In both narratives Israel has managed to implement procedures early to stem the threat of the “African Rabies” (was this in the film? warning: it is in the book). In the novel, describing a situation where Israel had been driven out of the occupied Palestinian territories by the resistance and thus wielding considerably less power, the Israeli ambassador announced to the UN General Assembly that they were enacting a policy of “voluntary quarantine”. The Palestinian interviewee Saladin Kader tells the (unnamed) narrator twelve years after the outbreak:
I didn’t even hear the second part of the fat bastard’s speech, the part about offering asylum, no questions asked, to any foreign-born Jew, an foreigner of Israeli-born parents, any Palestinian living in the formerly occupied territories, and any Palestinian whose family had once lived within the borders of Israel. The last part applied to my family, refugees from the ’67 War of Zionist aggression…I had never been to Israel, or what was about to be absorbed into the new state of Unified Palestine…(2010, 39)
The film entirely skirts these narratives of the novel.
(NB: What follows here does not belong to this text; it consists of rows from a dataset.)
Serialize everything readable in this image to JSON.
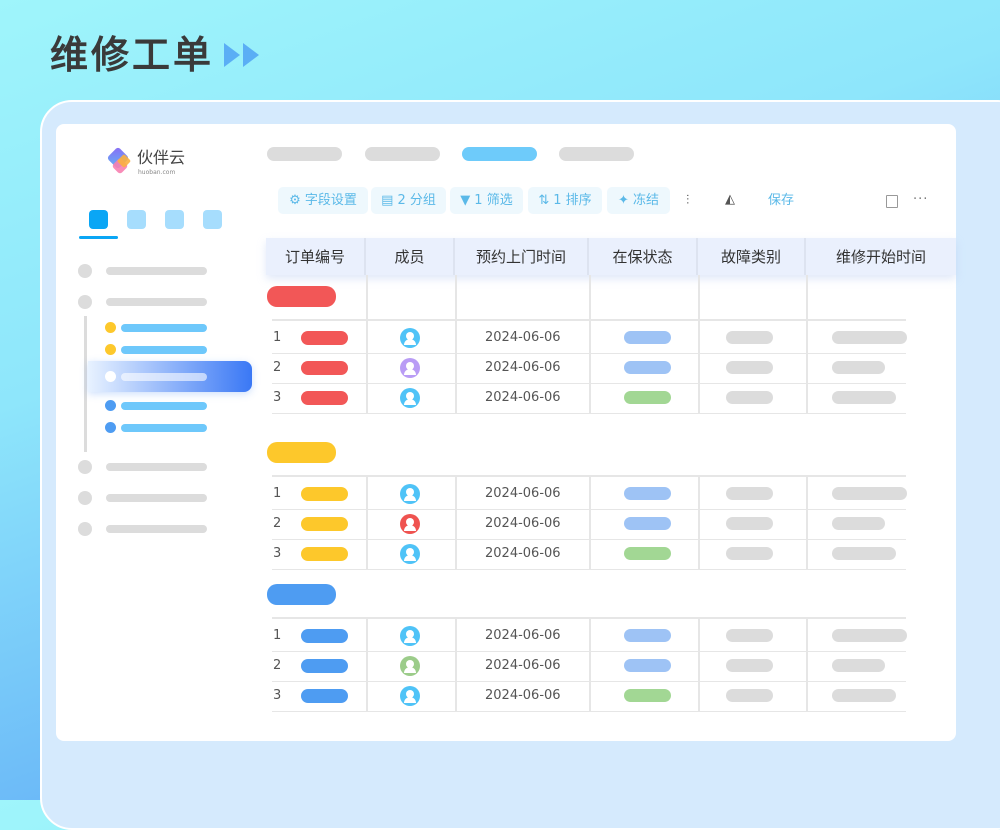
{
  "page_title": "维修工单",
  "colors": {
    "accent": "#5aaef5",
    "red": "#f25757",
    "yellow": "#fdc82b",
    "blue": "#4e9cf2",
    "status_blue": "#9ec3f5",
    "status_green": "#a2d794"
  },
  "logo": {
    "name": "伙伴云",
    "domain": "huoban.com"
  },
  "toolbar": {
    "fields": "字段设置",
    "group": "2 分组",
    "filter": "1 筛选",
    "sort": "1 排序",
    "freeze": "冻结",
    "save": "保存"
  },
  "table": {
    "headers": [
      "订单编号",
      "成员",
      "预约上门时间",
      "在保状态",
      "故障类别",
      "维修开始时间"
    ],
    "groups": [
      {
        "color": "#f25757",
        "rows": [
          {
            "num": "1",
            "avatar": "#4fc3f7",
            "date": "2024-06-06",
            "status": "#9ec3f5"
          },
          {
            "num": "2",
            "avatar": "#b99cf5",
            "date": "2024-06-06",
            "status": "#9ec3f5"
          },
          {
            "num": "3",
            "avatar": "#4fc3f7",
            "date": "2024-06-06",
            "status": "#a2d794"
          }
        ]
      },
      {
        "color": "#fdc82b",
        "rows": [
          {
            "num": "1",
            "avatar": "#4fc3f7",
            "date": "2024-06-06",
            "status": "#9ec3f5"
          },
          {
            "num": "2",
            "avatar": "#ef5350",
            "date": "2024-06-06",
            "status": "#9ec3f5"
          },
          {
            "num": "3",
            "avatar": "#4fc3f7",
            "date": "2024-06-06",
            "status": "#a2d794"
          }
        ]
      },
      {
        "color": "#4e9cf2",
        "rows": [
          {
            "num": "1",
            "avatar": "#4fc3f7",
            "date": "2024-06-06",
            "status": "#9ec3f5"
          },
          {
            "num": "2",
            "avatar": "#9ccc8a",
            "date": "2024-06-06",
            "status": "#9ec3f5"
          },
          {
            "num": "3",
            "avatar": "#4fc3f7",
            "date": "2024-06-06",
            "status": "#a2d794"
          }
        ]
      }
    ]
  }
}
Instead, Israel-proper is innovative, benign and site of salvation for the world’s refugees. Within the scenes of a benevolent, peaceful, harmonious Israel, power has not shifted, and Palestinians – we assume from the racialised discourses – are just happy to have their lives saved in a world gone to shit.
Given this is meant to be an adaptation, the filmmakers are directly antagonistic to this post-apocalypse speculation. The novel goes to Tel Aviv and Bethlehem, but not to Jerusalem – in fact in the novel Unified Palestine had withdrawn altogether from Jerusalem because it did not make sense strategically in the planned defense from zombie attack.
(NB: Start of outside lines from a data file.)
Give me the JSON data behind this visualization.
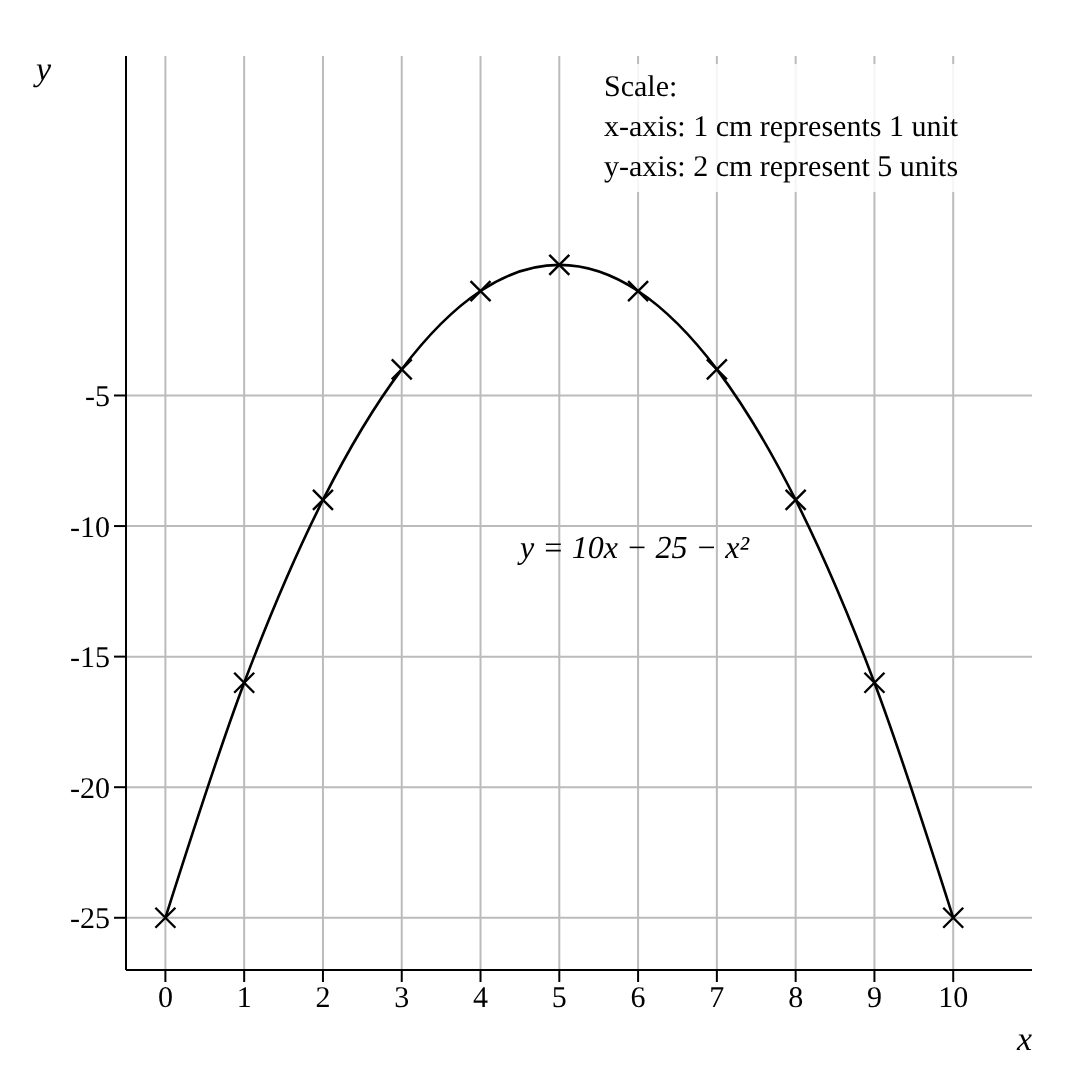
{
  "chart_data": {
    "type": "line",
    "x": [
      0,
      1,
      2,
      3,
      4,
      5,
      6,
      7,
      8,
      9,
      10
    ],
    "series": [
      {
        "color": "#000000",
        "values": [
          -25,
          -16,
          -9,
          -4,
          -1,
          0,
          -1,
          -4,
          -9,
          -16,
          -25
        ]
      }
    ],
    "xlim": [
      -0.5,
      11
    ],
    "xticks": [
      0,
      1,
      2,
      3,
      4,
      5,
      6,
      7,
      8,
      9,
      10
    ],
    "ylim": [
      -27,
      8
    ],
    "yticks": [
      -25,
      -20,
      -15,
      -10,
      -5
    ],
    "xlabel": "x",
    "ylabel": "y",
    "grid": true,
    "marker": "cross",
    "line_style": "solid",
    "annotations": [
      "Scale:",
      "x-axis: 1 cm represents 1 unit",
      "y-axis: 2 cm represent 5 units",
      "y = 10x − 25 − x²"
    ]
  }
}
It does, however, (and I speculate) make strategic sense for Israel that an international film to be set in a contested space such as Jerusalem with benign nationalists at the helm. Herein the Israeli state and nationalism is not problematized in the way the book suggested were possible in a situation of extreme emergency. It would be interesting to know what incentives the filmmakers were given to depart so significantly from this narrative.
What made Brooks’ work so distinct was a number of factors: it was speculative fiction; it was set 12 years after the Zombie War; it was a reflection on experience, rather than action-thriller. I suspect what would have worked well as a format for this story (perhaps ironically) is the Israeli film Waltz With Bashir, albeit without what Ghassan Hage calls the “postexterminatory existentially anxious warrior”. Set 25 years after the “Lebanon War”, it flits around in time and space, has a central character that is collecting stories, and does not require action scenes to propel it forward.
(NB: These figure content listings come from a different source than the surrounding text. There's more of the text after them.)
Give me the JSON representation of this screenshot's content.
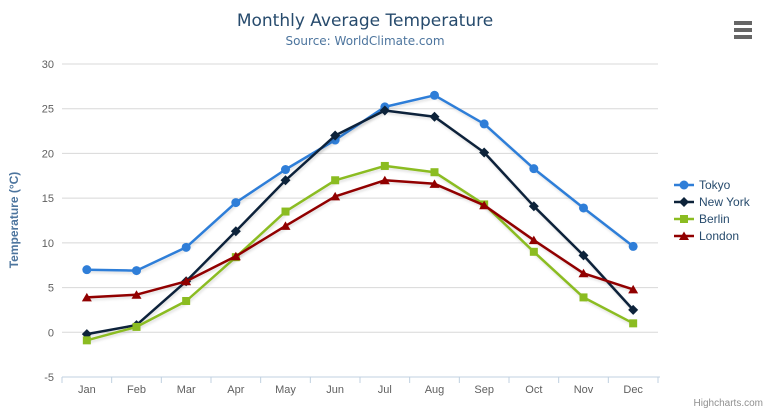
{
  "header": {
    "title": "Monthly Average Temperature",
    "subtitle": "Source: WorldClimate.com"
  },
  "credits": "Highcharts.com",
  "toolbar": {
    "context_menu_icon": "hamburger-icon"
  },
  "colors": {
    "title": "#274b6d",
    "subtitle": "#4d759e",
    "axis_label": "#606060",
    "axis_title": "#4d759e",
    "gridline": "#d8d8d8",
    "axis_line": "#c0d0e0",
    "legend_text": "#274b6d",
    "credits": "#909090",
    "menu_icon": "#666666"
  },
  "chart_data": {
    "type": "line",
    "title": "Monthly Average Temperature",
    "subtitle": "Source: WorldClimate.com",
    "categories": [
      "Jan",
      "Feb",
      "Mar",
      "Apr",
      "May",
      "Jun",
      "Jul",
      "Aug",
      "Sep",
      "Oct",
      "Nov",
      "Dec"
    ],
    "xlabel": "",
    "ylabel": "Temperature (°C)",
    "ylim": [
      -5,
      30
    ],
    "ytick_step": 5,
    "grid": true,
    "legend_position": "right",
    "series": [
      {
        "name": "Tokyo",
        "color": "#2f7ed8",
        "marker": "circle",
        "values": [
          7.0,
          6.9,
          9.5,
          14.5,
          18.2,
          21.5,
          25.2,
          26.5,
          23.3,
          18.3,
          13.9,
          9.6
        ]
      },
      {
        "name": "New York",
        "color": "#0d233a",
        "marker": "diamond",
        "values": [
          -0.2,
          0.8,
          5.7,
          11.3,
          17.0,
          22.0,
          24.8,
          24.1,
          20.1,
          14.1,
          8.6,
          2.5
        ]
      },
      {
        "name": "Berlin",
        "color": "#8bbc21",
        "marker": "square",
        "values": [
          -0.9,
          0.6,
          3.5,
          8.4,
          13.5,
          17.0,
          18.6,
          17.9,
          14.3,
          9.0,
          3.9,
          1.0
        ]
      },
      {
        "name": "London",
        "color": "#910000",
        "marker": "triangle",
        "values": [
          3.9,
          4.2,
          5.7,
          8.5,
          11.9,
          15.2,
          17.0,
          16.6,
          14.2,
          10.3,
          6.6,
          4.8
        ]
      }
    ]
  }
}
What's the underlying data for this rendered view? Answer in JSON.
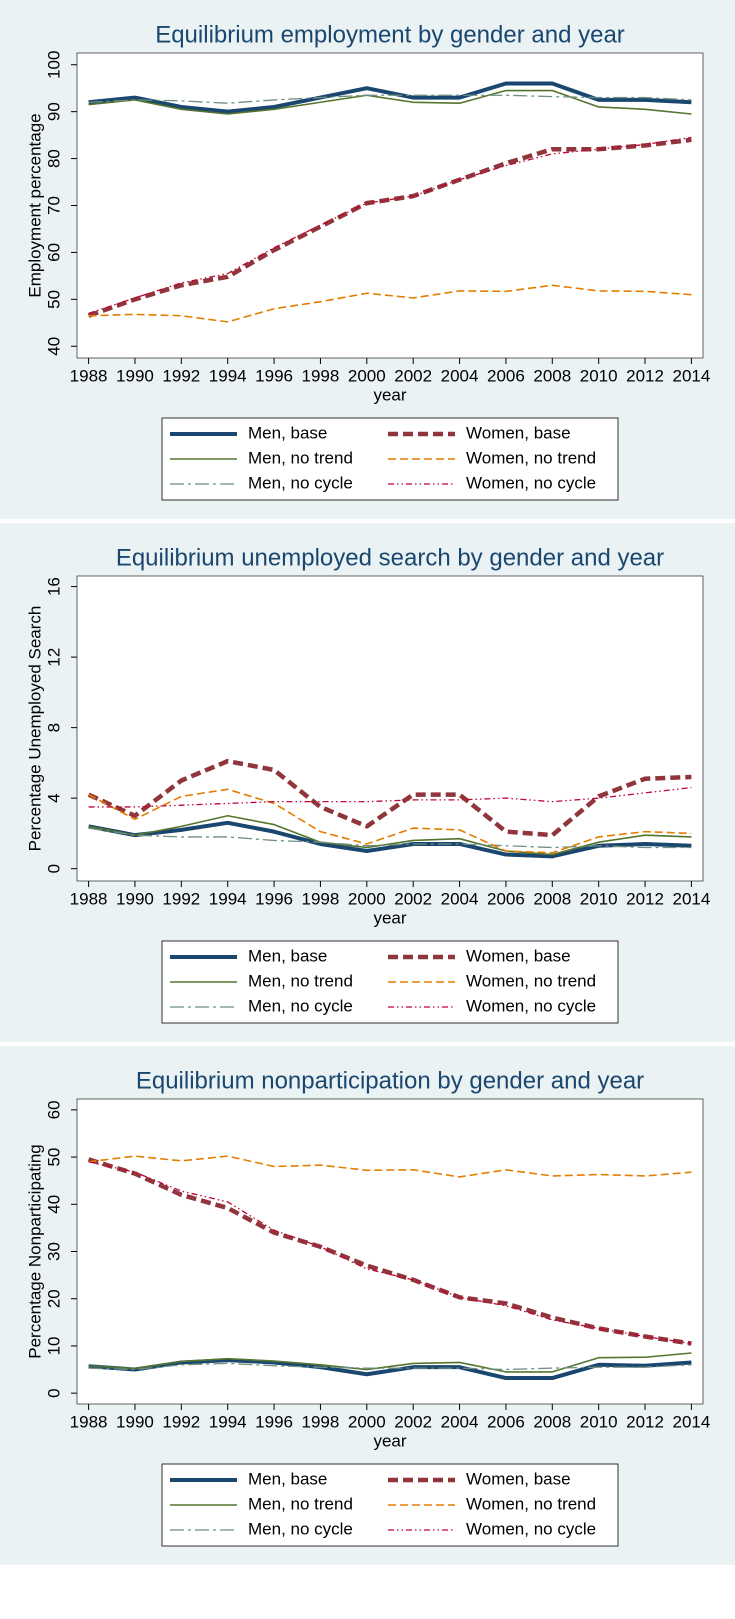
{
  "chart_data": [
    {
      "type": "line",
      "title": "Equilibrium employment by gender and year",
      "y_label": "Employment percentage",
      "x_label": "year",
      "x": [
        1988,
        1990,
        1992,
        1994,
        1996,
        1998,
        2000,
        2002,
        2004,
        2006,
        2008,
        2010,
        2012,
        2014
      ],
      "xlim": [
        1987.5,
        2014.5
      ],
      "xticks": [
        1988,
        1990,
        1992,
        1994,
        1996,
        1998,
        2000,
        2002,
        2004,
        2006,
        2008,
        2010,
        2012,
        2014
      ],
      "ylim": [
        37.5,
        102.5
      ],
      "yticks": [
        40,
        50,
        60,
        70,
        80,
        90,
        100
      ],
      "grid": false,
      "series": [
        {
          "name": "Men, base",
          "color": "#1a476f",
          "values": [
            92,
            93,
            91,
            90,
            91,
            93,
            95,
            93,
            93,
            96,
            96,
            92.5,
            92.5,
            92
          ]
        },
        {
          "name": "Men, no trend",
          "color": "#55752f",
          "values": [
            91.5,
            92.5,
            90.5,
            89.5,
            90.5,
            92,
            93.5,
            92,
            91.8,
            94.5,
            94.5,
            91,
            90.5,
            89.5
          ]
        },
        {
          "name": "Men, no cycle",
          "color": "#6e8e84",
          "values": [
            92,
            92.5,
            92.3,
            91.8,
            92.5,
            93,
            93.5,
            93.5,
            93.5,
            93.5,
            93.2,
            93,
            93,
            92.5
          ]
        },
        {
          "name": "Women, base",
          "color": "#90353b",
          "values": [
            46.5,
            50,
            53,
            54.8,
            60.5,
            65.5,
            70.5,
            72,
            75.5,
            79,
            82,
            82,
            82.8,
            84
          ]
        },
        {
          "name": "Women, no trend",
          "color": "#e37e00",
          "values": [
            46.5,
            46.8,
            46.5,
            45.2,
            48,
            49.5,
            51.3,
            50.3,
            51.8,
            51.7,
            53,
            51.8,
            51.7,
            51
          ]
        },
        {
          "name": "Women, no cycle",
          "color": "#c10534",
          "values": [
            47,
            50.3,
            53.5,
            55.5,
            61,
            65.8,
            70.5,
            72,
            75.5,
            78.5,
            81,
            82,
            83,
            84.5
          ]
        }
      ]
    },
    {
      "type": "line",
      "title": "Equilibrium unemployed search by gender and year",
      "y_label": "Percentage Unemployed Search",
      "x_label": "year",
      "x": [
        1988,
        1990,
        1992,
        1994,
        1996,
        1998,
        2000,
        2002,
        2004,
        2006,
        2008,
        2010,
        2012,
        2014
      ],
      "xlim": [
        1987.5,
        2014.5
      ],
      "xticks": [
        1988,
        1990,
        1992,
        1994,
        1996,
        1998,
        2000,
        2002,
        2004,
        2006,
        2008,
        2010,
        2012,
        2014
      ],
      "ylim": [
        -0.7,
        16.6
      ],
      "yticks": [
        0,
        4,
        8,
        12,
        16
      ],
      "grid": false,
      "series": [
        {
          "name": "Men, base",
          "color": "#1a476f",
          "values": [
            2.4,
            1.9,
            2.2,
            2.6,
            2.1,
            1.4,
            1.0,
            1.4,
            1.4,
            0.8,
            0.7,
            1.3,
            1.4,
            1.3
          ]
        },
        {
          "name": "Men, no trend",
          "color": "#55752f",
          "values": [
            2.4,
            1.9,
            2.4,
            3.0,
            2.5,
            1.5,
            1.2,
            1.6,
            1.7,
            1.0,
            0.8,
            1.5,
            1.9,
            1.8
          ]
        },
        {
          "name": "Men, no cycle",
          "color": "#6e8e84",
          "values": [
            2.3,
            1.9,
            1.8,
            1.8,
            1.6,
            1.5,
            1.3,
            1.4,
            1.4,
            1.3,
            1.2,
            1.3,
            1.2,
            1.2
          ]
        },
        {
          "name": "Women, base",
          "color": "#90353b",
          "values": [
            4.2,
            3.0,
            5.0,
            6.1,
            5.6,
            3.5,
            2.4,
            4.2,
            4.2,
            2.1,
            1.9,
            4.1,
            5.1,
            5.2
          ]
        },
        {
          "name": "Women, no trend",
          "color": "#e37e00",
          "values": [
            4.2,
            2.8,
            4.1,
            4.5,
            3.7,
            2.1,
            1.4,
            2.3,
            2.2,
            1.0,
            0.9,
            1.8,
            2.1,
            2.0
          ]
        },
        {
          "name": "Women, no cycle",
          "color": "#c10534",
          "values": [
            3.5,
            3.5,
            3.6,
            3.7,
            3.8,
            3.8,
            3.8,
            3.9,
            3.9,
            4.0,
            3.8,
            4.0,
            4.3,
            4.6
          ]
        }
      ]
    },
    {
      "type": "line",
      "title": "Equilibrium nonparticipation by gender and year",
      "y_label": "Percentage Nonparticipating",
      "x_label": "year",
      "x": [
        1988,
        1990,
        1992,
        1994,
        1996,
        1998,
        2000,
        2002,
        2004,
        2006,
        2008,
        2010,
        2012,
        2014
      ],
      "xlim": [
        1987.5,
        2014.5
      ],
      "xticks": [
        1988,
        1990,
        1992,
        1994,
        1996,
        1998,
        2000,
        2002,
        2004,
        2006,
        2008,
        2010,
        2012,
        2014
      ],
      "ylim": [
        -2.3,
        62.3
      ],
      "yticks": [
        0,
        10,
        20,
        30,
        40,
        50,
        60
      ],
      "grid": false,
      "series": [
        {
          "name": "Men, base",
          "color": "#1a476f",
          "values": [
            5.7,
            5.0,
            6.5,
            7.0,
            6.5,
            5.5,
            4.0,
            5.5,
            5.5,
            3.2,
            3.2,
            6.0,
            5.8,
            6.5
          ]
        },
        {
          "name": "Men, no trend",
          "color": "#55752f",
          "values": [
            5.8,
            5.2,
            6.7,
            7.3,
            6.8,
            6.0,
            5.0,
            6.3,
            6.5,
            4.5,
            4.5,
            7.5,
            7.6,
            8.5
          ]
        },
        {
          "name": "Men, no cycle",
          "color": "#6e8e84",
          "values": [
            5.3,
            5.0,
            6.0,
            6.3,
            5.8,
            5.5,
            5.3,
            5.3,
            5.3,
            5.0,
            5.3,
            5.5,
            5.5,
            6.0
          ]
        },
        {
          "name": "Women, base",
          "color": "#90353b",
          "values": [
            49.5,
            46.5,
            42,
            39.2,
            34,
            31,
            27,
            24,
            20.3,
            19,
            16,
            13.7,
            12,
            10.5
          ]
        },
        {
          "name": "Women, no trend",
          "color": "#e37e00",
          "values": [
            49,
            50.2,
            49.2,
            50.2,
            48,
            48.3,
            47.2,
            47.3,
            45.8,
            47.3,
            46,
            46.3,
            46,
            46.8
          ]
        },
        {
          "name": "Women, no cycle",
          "color": "#c10534",
          "values": [
            49,
            46.8,
            42.8,
            40.5,
            34.5,
            31,
            26.3,
            24,
            20.3,
            18.5,
            15.5,
            13.7,
            12,
            10.5
          ]
        }
      ]
    }
  ]
}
The filmmakers had a chance to be innovative with a radically new zombie apocalypse film format and story telling style, but instead made clichés collected from every zombie apocalypse flick since Night of the Living Dead, without the fun of Shaun of the Dead.
(But also:
I was really disappointed by World War Z. Many reviewers have cited (lazily) Romero’s work, but I think where this departs from Romero so spectacularly to the endless miraculous escapes by our protagonist Gerry. Zombie films need to suspend your disbelief and as someone who is pretty into the genre, it really doesn’t require much to get me there. We never, for instance, get any sense why Gerry is so important. Or why the mission is on is so urgent, why he was chosen, or why he is so materially supported in doing this is not entirely clearOr why, after the immediate outbreak a massive fuck off plane can be afforded so a virologist can go and find patient zero (or why this would be a pressing issue). Or why Gerry continued the work of the virologist (who thankfully toppled himself)– what the fuck does Gerry know? Come to that, what does he know that he is considered so important by the UN that he is shunted around the world? Or why is it that Gerry’s plane was allowed to land? Or why he could move around with little more than a limp after being impaled after a plane crash (I wont go into that).